The parts I found most interesting were less about the rapaciousness of the Trump family per se than the myriad opportunities for gaming the system one presumes is available to everyone of this income level. The ordinary person cannot hire an outside appraiser to tell the IRS what it thinks he or she is worth, but the Trumps could systematically undervalue their properties for tax purposes (and then go back and overvalue them when it served their public relations needs).

The timidity that enforcement officials show toward the very wealthy is also a running theme in the story. When the Trump family claimed a $17.9 million building had fallen to $2.9 million, supposedly losing 83 percent of its value in just 18 days, the IRS auditor who caught it made them push the value back up by just $100,000.

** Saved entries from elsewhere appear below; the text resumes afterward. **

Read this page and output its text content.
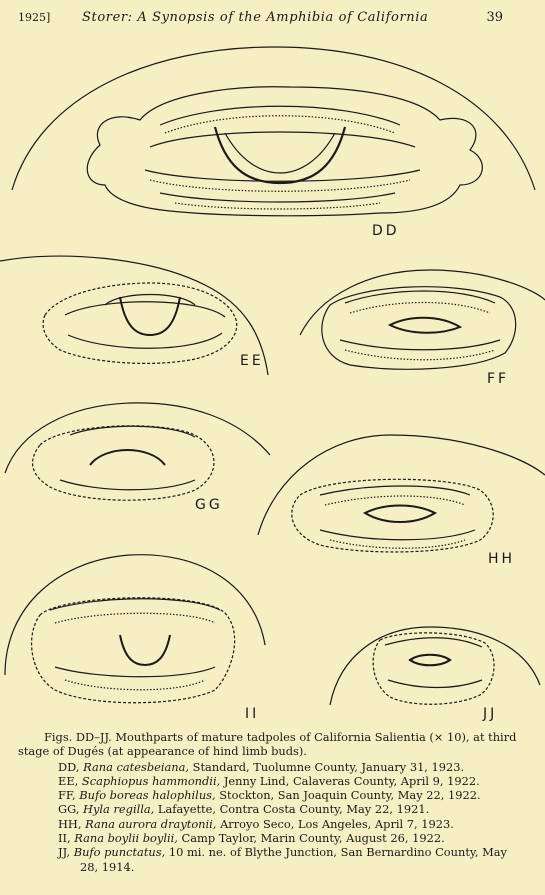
1925] Storer: A Synopsis of the Amphibia of California	39
DD
EE
FF
GG
HH
II	JJ

Figs. DD–JJ. Mouthparts of mature tadpoles of California Salientia (× 10), at third stage of Dugés (at appearance of hind limb buds).

DD, Rana catesbeiana, Standard, Tuolumne County, January 31, 1923.

EE, Scaphiopus hammondii, Jenny Lind, Calaveras County, April 9, 1922.

FF, Bufo boreas halophilus, Stockton, San Joaquin County, May 22, 1922.

GG, Hyla regilla, Lafayette, Contra Costa County, May 22, 1921.

HH, Rana aurora draytonii, Arroyo Seco, Los Angeles, April 7, 1923.

II, Rana boylii boylii, Camp Taylor, Marin County, August 26, 1922.

JJ, Bufo punctatus, 10 mi. ne. of Blythe Junction, San Bernardino County, May 28, 1914.
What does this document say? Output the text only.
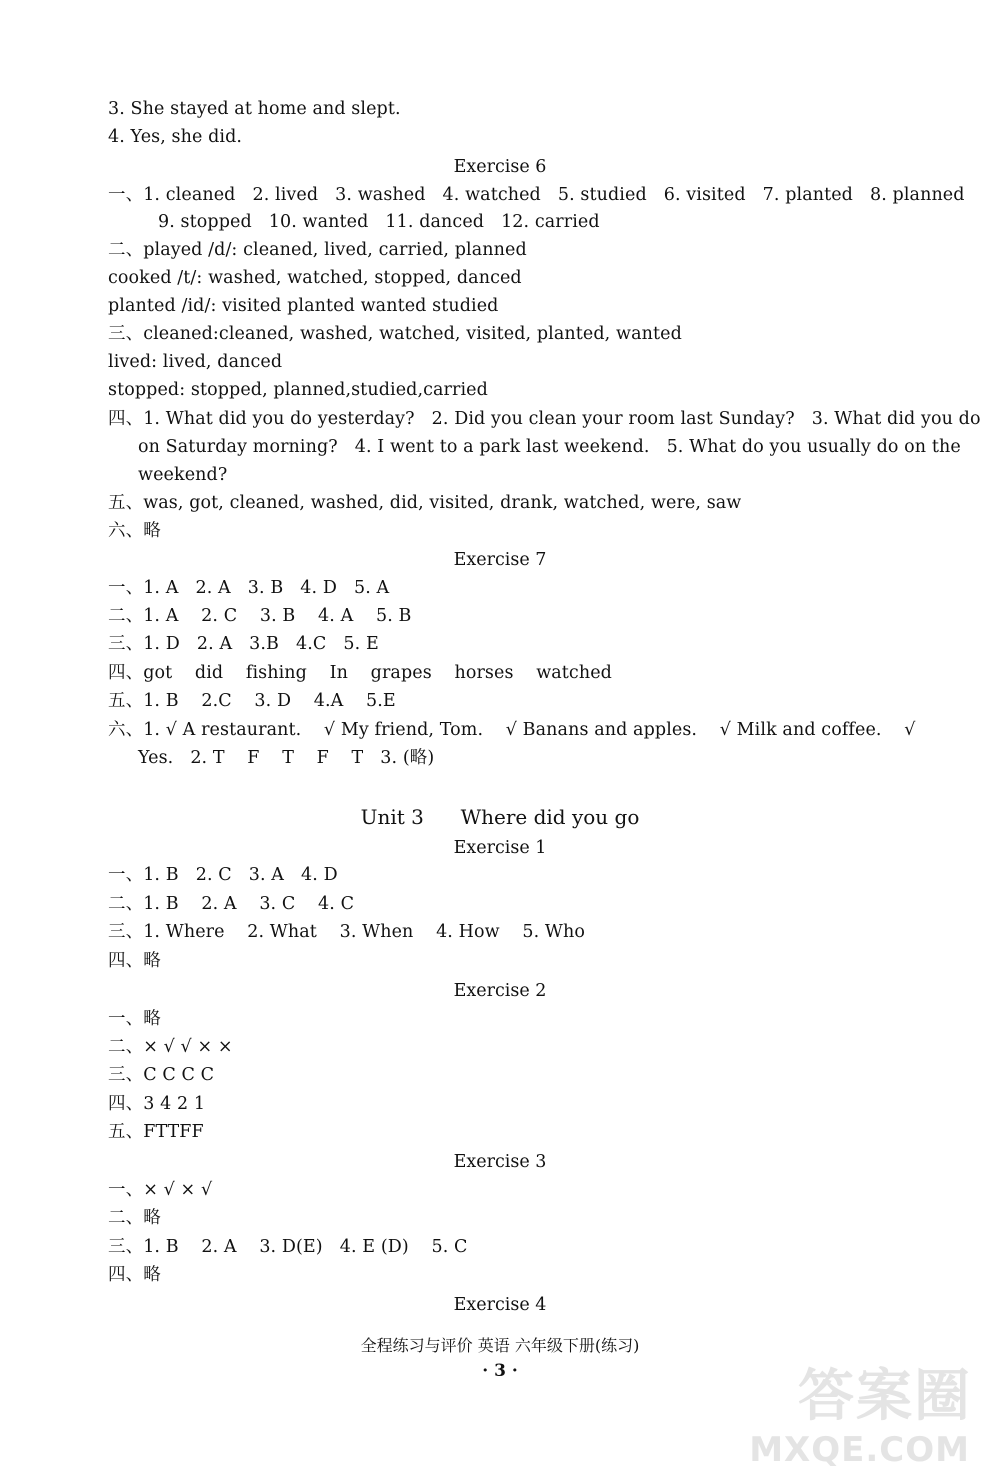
3. She stayed at home and slept.
4. Yes, she did.
Exercise 6
一、1. cleaned   2. lived   3. washed   4. watched   5. studied   6. visited   7. planted   8. planned
9. stopped   10. wanted   11. danced   12. carried
二、played /d/: cleaned, lived, carried, planned
cooked /t/: washed, watched, stopped, danced
planted /id/: visited planted wanted studied
三、cleaned:cleaned, washed, watched, visited, planted, wanted
lived: lived, danced
stopped: stopped, planned,studied,carried
四、1. What did you do yesterday?   2. Did you clean your room last Sunday?   3. What did you do
on Saturday morning?   4. I went to a park last weekend.   5. What do you usually do on the
weekend?
五、was, got, cleaned, washed, did, visited, drank, watched, were, saw
六、略
Exercise 7
一、1. A   2. A   3. B   4. D   5. A
二、1. A    2. C    3. B    4. A    5. B
三、1. D   2. A   3.B   4.C   5. E
四、got    did    fishing    In    grapes    horses    watched
五、1. B    2.C    3. D    4.A    5.E
六、1. √ A restaurant.    √ My friend, Tom.    √ Banans and apples.    √ Milk and coffee.    √
Yes.   2. T    F    T    F    T   3. (略)
Unit 3 Where did you go
Exercise 1
一、1. B   2. C   3. A   4. D
二、1. B    2. A    3. C    4. C
三、1. Where    2. What    3. When    4. How    5. Who
四、略
Exercise 2
一、略
二、× √ √ × ×
三、C C C C
四、3 4 2 1
五、FTTFF
Exercise 3
一、× √ × √
二、略
三、1. B    2. A    3. D(E)   4. E (D)    5. C
四、略
Exercise 4
全程练习与评价 英语 六年级下册(练习)
· 3 ·	答案圈
MXQE.COM
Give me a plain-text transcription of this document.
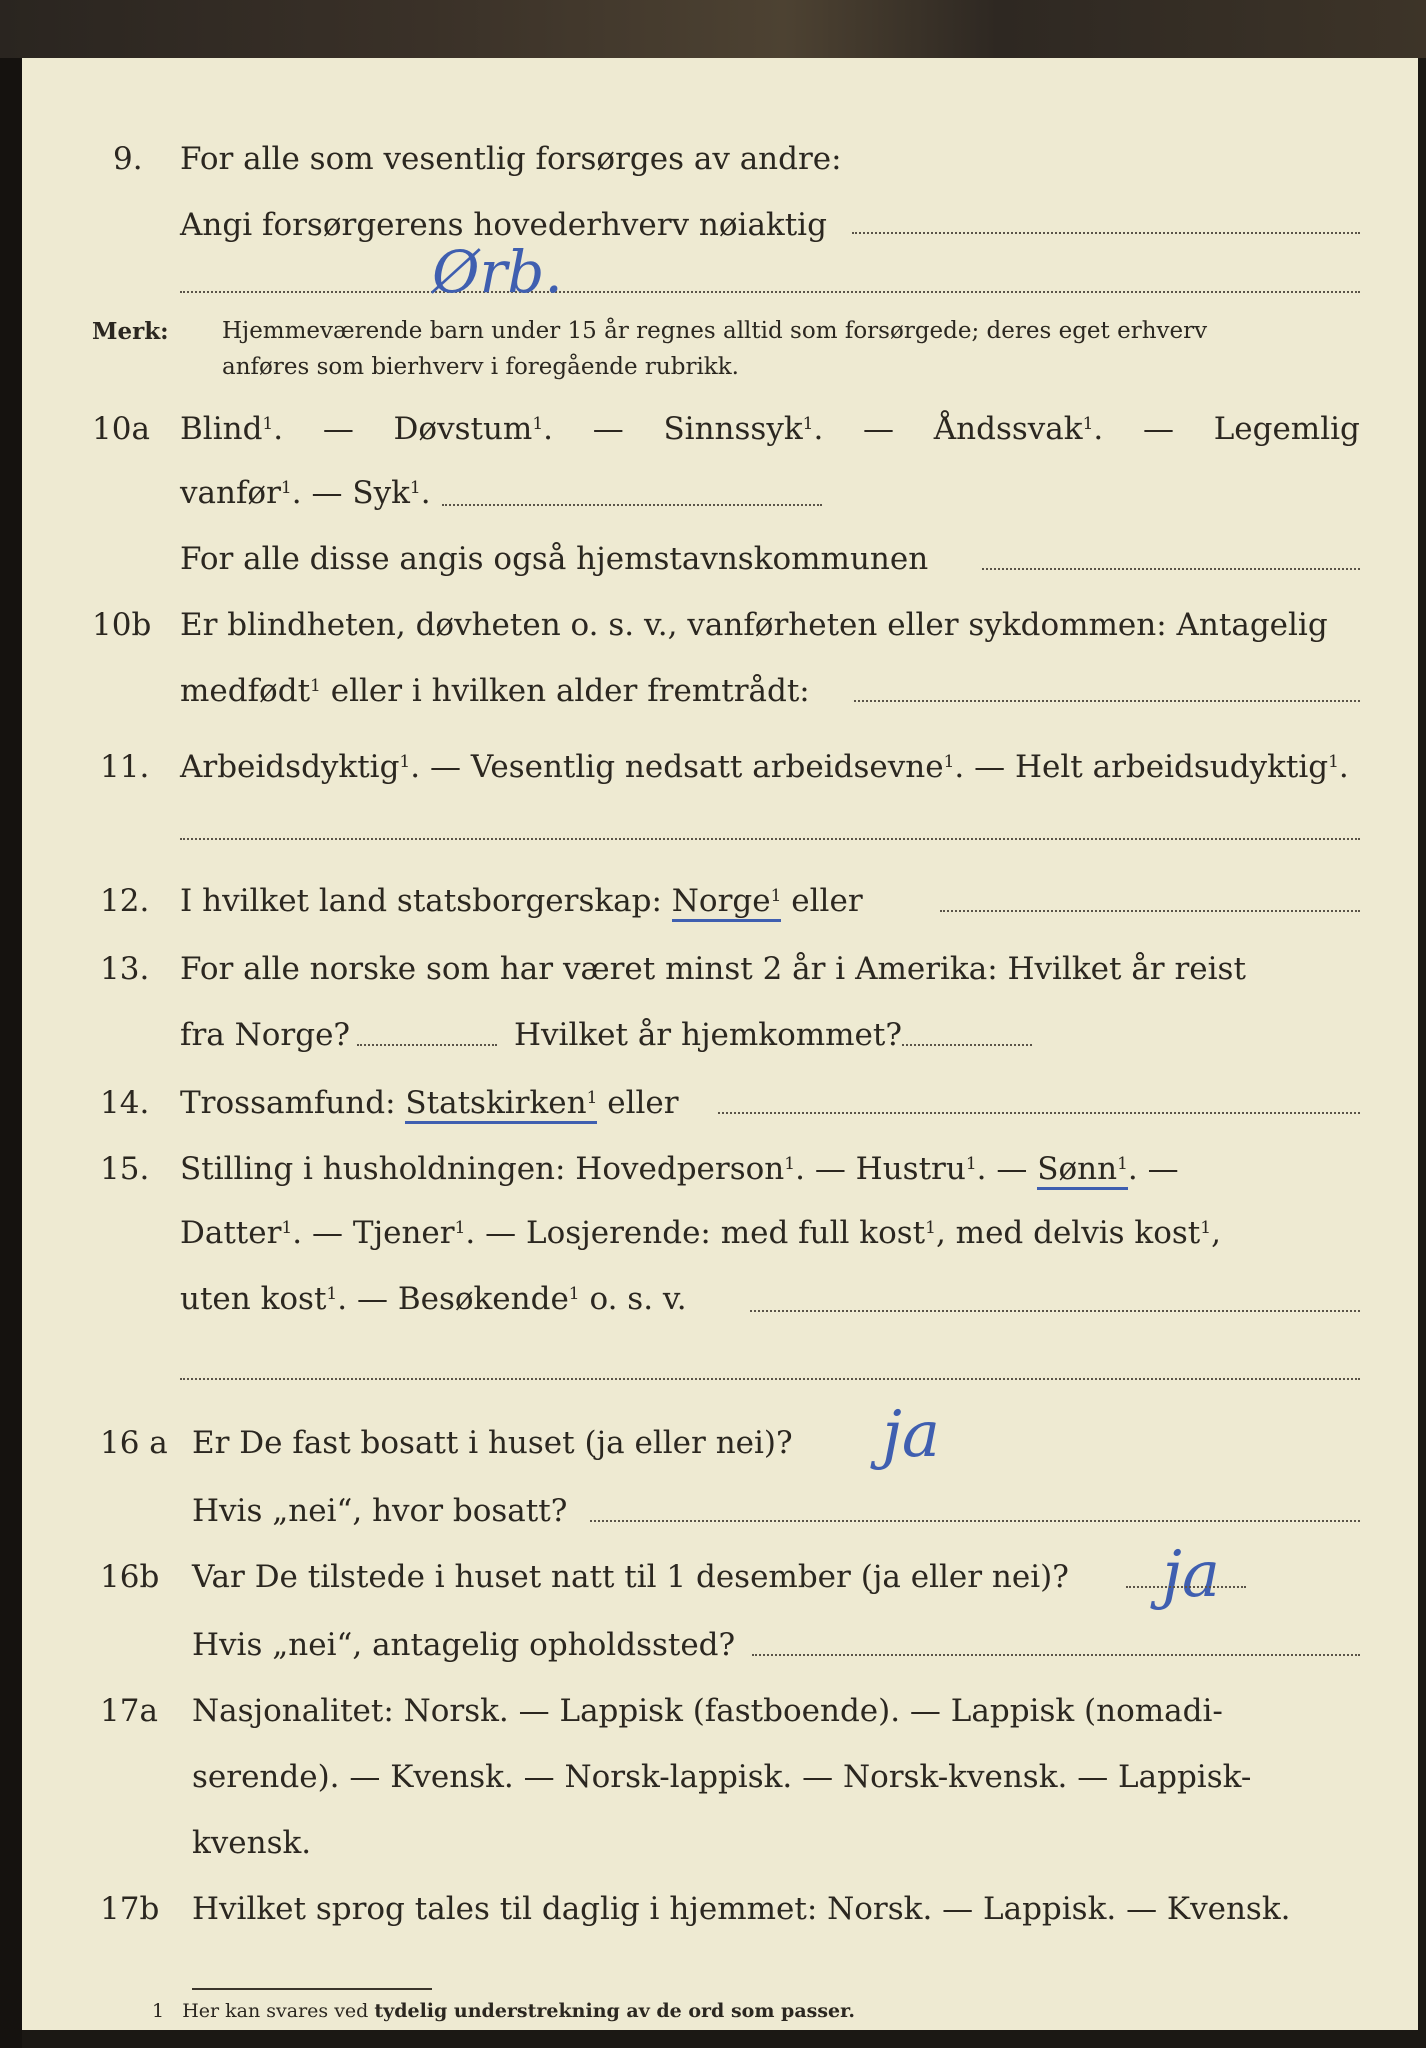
9. For alle som vesentlig forsørges av andre:
Angi forsørgerens hovederhverv nøiaktig
Ørb.
Merk: Hjemmeværende barn under 15 år regnes alltid som forsørgede; deres eget erhverv
anføres som bierhverv i foregående rubrikk.
10a Blind$^1$. — Døvstum$^1$. — Sinnssyk$^1$. — Åndssvak$^1$. — Legemlig
vanfør$^1$. — Syk$^1$.
For alle disse angis også hjemstavnskommunen
10b Er blindheten, døvheten o. s. v., vanførheten eller sykdommen: Antagelig
medfødt$^1$ eller i hvilken alder fremtrådt:
11. Arbeidsdyktig$^1$. — Vesentlig nedsatt arbeidsevne$^1$. — Helt arbeidsudyktig$^1$.
12. I hvilket land statsborgerskap: Norge$^1$ eller
13. For alle norske som har været minst 2 år i Amerika: Hvilket år reist
fra Norge?	Hvilket år hjemkommet?
14. Trossamfund: Statskirken$^1$ eller
15. Stilling i husholdningen: Hovedperson$^1$. — Hustru$^1$. — Sønn$^1$. —
Datter$^1$. — Tjener$^1$. — Losjerende: med full kost$^1$, med delvis kost$^1$,
uten kost$^1$. — Besøkende$^1$ o. s. v.
16 a Er De fast bosatt i huset (ja eller nei)? ja
Hvis „nei“, hvor bosatt?
16b Var De tilstede i huset natt til 1 desember (ja eller nei)? ja
Hvis „nei“, antagelig opholdssted?
17a Nasjonalitet: Norsk. — Lappisk (fastboende). — Lappisk (nomadi-
serende). — Kvensk. — Norsk-lappisk. — Norsk-kvensk. — Lappisk-
kvensk.
17b Hvilket sprog tales til daglig i hjemmet: Norsk. — Lappisk. — Kvensk.
1 Her kan svares ved tydelig understrekning av de ord som passer.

The infamous $3.35 million casino chip scheme — an illegal multi-million-dollar loan under New Jersey law — inspired just a $65,000 fine.

And now the NYT finds that Jared Kushner also paid little-to-no tax over an 8-year period when his net worth was skyrocketing. Here the main avenue was a common (and legal) real-estate scam involving depreciation.

In theory, the depreciation provision is supposed to shield real estate developers from having their investments whittled away by wear and tear on their buildings. In practice, though, the allowance often represents a lucrative giveaway to developers like Mr. Trump and Mr. Kushner. The law assumes that buildings’ values decline every year when, in reality, they often gain value. Its enormous flexibility allows real estate investors to determine their own tax bills.

Ending the shennigans of the very rich was a big chunk of what Trump ran on in 2016. The system was rigged against ordinary people, he claimed, and he was just the guy to fix it.

The Trump tax cuts are fully paid for by: 1. Reducing or eliminating most deductions and loopholes available to the very rich.

He bragged that his business experience made him the perfect person to un-rig the tax system, because “I know the details of taxes better than anybody. Better than the greatest CPA.” As late as November of last year, he made this 4-Pinocchio claim at a rally in St. Charles, Missouri:

This is going to cost me a fortune, this thing, believe me. This is not good for me. . . . I think my accountants are going crazy right now.

But of course, that’s not what happened.

“The Trump administration was in a position to clean up the tax code and promised to get rid of some of the complexity that certain taxpayers use to their advantage,” said Victor Fleischer, a tax law professor at the University of California, Irvine. “Instead, they doubled down on those provisions, particularly the ones they have familiarity with to benefit themselves.”